Дилан взмолился Богам. Там, куда указал старик, этих пузырьков стояло бесконечное множество. Зелёные, белые, синие, фиолетовые. Куча склянок, засохших листьев и трав, нечеловеческие зубы и чья-то кожа, похожая на змеиную.

Взяв самый маленький пузырёк, внутри которого была тёмно-зелёная густая жижа, Дилан передал его Раймунду с надеждой, что не ошибся в выборе. Раймунд взял в левую руку лежащую на скамейке тряпочку, вывалил на неё из пузырька небольшую часть содержимого и передал Дилану.

– На, держи. Приложи к ссадине на пару минут. Припухлость должна спасть. Не буду обнадёживать, полностью она, скорее всего, не исчезнет.

На влажной тряпочке лежала довольно неприятная на вид каша. Было не похоже на то, что отвар готовился только из омелы. Поднеся тряпочку чуть ближе, Дилан почуял на удивление приятный запах свежескошенной травы. «Вроде, ничего страшного», – подумал он и прикоснулся ею к ране. Стало немного больно. Затем юноша приложил её вплотную к губе.

– Как вы себя чувствуете? – поинтересовался Дилан.

– Как восходящее после долгой ночи солнце. Жар спал ещё вчера вечером, а сегодня утром я уже был полон сил и энергии.

Наверное, не существовало на свете таких заболеваний, с которыми у Раймунда не получилось бы справиться. Его многочисленные настойки и травы могли снять головную боль, резь в животе, избавить от отёчности на глазу или, например, от насморка. К нему часто обращались за помощью, в Кормеуме его уважали, но и сильно боялись. Особенно дети. Некоторые родители даже пугали своих чад, что если те не будут слушаться, старик Раймунд превратит их в лягушек.

Если бы не висящие на балках под потолками травы, не лежащие повсюду непонятные Дилану растения да пузырьки и не забитые книгами стеллажи, то и без того маленькая хижина старца казалась бы совершенно пустой. И дело было вовсе не в вещах.

Дому явно не хватало женской руки и детского смеха. В нём всего-то и было что кровать, стол, громадный сундук, очаг с висящим над огнём котлом, скамейка, окошко и старик.

Одиночество Раймунд скрашивал приготовлением новых настоек, сбором трав, изредка помощью нуждающимся и часто разговорами с Диланом.

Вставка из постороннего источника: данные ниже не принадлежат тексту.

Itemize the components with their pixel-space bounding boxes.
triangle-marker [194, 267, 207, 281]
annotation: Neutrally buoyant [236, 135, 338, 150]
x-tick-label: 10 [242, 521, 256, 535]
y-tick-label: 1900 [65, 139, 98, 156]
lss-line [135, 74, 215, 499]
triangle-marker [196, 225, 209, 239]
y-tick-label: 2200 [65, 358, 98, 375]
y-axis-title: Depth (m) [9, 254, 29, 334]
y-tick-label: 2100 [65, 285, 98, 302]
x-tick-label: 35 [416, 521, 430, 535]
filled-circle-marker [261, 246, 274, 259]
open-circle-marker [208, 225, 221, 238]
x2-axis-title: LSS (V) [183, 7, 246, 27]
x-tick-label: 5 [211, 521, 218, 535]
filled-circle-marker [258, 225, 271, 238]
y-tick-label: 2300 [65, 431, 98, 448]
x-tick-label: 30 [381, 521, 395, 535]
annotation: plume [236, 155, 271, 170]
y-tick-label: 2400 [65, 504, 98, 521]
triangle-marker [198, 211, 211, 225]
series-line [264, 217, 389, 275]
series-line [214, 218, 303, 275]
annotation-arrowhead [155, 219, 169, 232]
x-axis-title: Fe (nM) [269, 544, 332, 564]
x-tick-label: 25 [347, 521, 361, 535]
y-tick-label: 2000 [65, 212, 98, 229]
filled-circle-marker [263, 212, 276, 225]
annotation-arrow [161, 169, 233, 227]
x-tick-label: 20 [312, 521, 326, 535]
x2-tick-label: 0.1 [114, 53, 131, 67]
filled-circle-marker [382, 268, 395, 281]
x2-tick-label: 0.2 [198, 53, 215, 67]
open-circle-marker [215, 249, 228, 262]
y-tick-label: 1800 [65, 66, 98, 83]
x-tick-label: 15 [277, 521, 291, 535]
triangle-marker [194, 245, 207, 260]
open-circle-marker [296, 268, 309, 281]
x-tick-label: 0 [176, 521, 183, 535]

Юноша считал старика персонажем многочисленных историй, которые Раймунд ему же и рассказывал, этаким добрым волшебником. Его белая, волочащаяся по полу мантия с длинными рукавами символизировала чистоту его помыслов. Белоснежные длинные волосы и борода свидетельствовали о мудрости. Посох, на который старик опирался при ходьбе, и глубокие морщины, избороздившие высокий благородный лоб, говорили о прожитой им длинной и тяжёлой жизни.

– Что стало с детьми Сангуиз? – спросил Дилан.

– Неизвестно, мой мальчик. Вероятно, они правили Вольградом, став взрослыми. Про них историй я больше не слышал, – брови Раймунда приподнялись, обострив многочисленные складки на лбу. – Не исключено, что весь рассказ о Сангуиз – просто детская сказка, ведь…

– А что, если Сангуиз была маготворцем? – перебил Дилан задумавшегося старика. – Тогда она могла создать реку с помощью волшебства, не вырывая при этом собственное сердце. Что, если она смогла выжить?

– Вполне возможно. Вся прелесть давно прошедших и забытых историй в том, что они могут обрести новую жизнь, стать ярче и интереснее, чем были на самом деле. Если вообще были. Истины уже всё равно никому не узнать. Думаю, любовь – самое сильное волшебство, которым она владела. Именно любовь пробудила в ней желание спасти детей даже ценою жизни. В тот момент, когда твоему ребёнку грозит серьёзная опасность, ты способен на многое.

– А у вас есть дети?

Лицо Раймунда помрачнело, а глаза затуманились грустью. Он опустил взгляд и, покачивая головой из стороны в сторону, сказал:

– Нет. Уже нет.

Дилану стало неловко за свой вопрос. Его щёки залились краской.

– Мне жаль.

– Мне тоже, мой мальчик, мне тоже.

От наполняющего комнату запаха цветов и трав у Дилана закружилась голова. Ему даже показалось, что одна жёлтая пробирка, стоящая на столе, проплыла по воздуху и аккуратно встала на сундук. Поспать бы после такого Дилану явно не мешало.

– Пожалуй, я пойду.

– Сегодня ты рано уходишь, – удивился Раймунд. – Что-то случилось?

– Нет, всё в порядке. Отец пообещал устроить мне небольшое сражение на мечах. А он как раз должен уже вернуться из кузницы. Спасибо, что прогнали Олдена с ребятами. Одной разбитой губой я мог и не отделаться.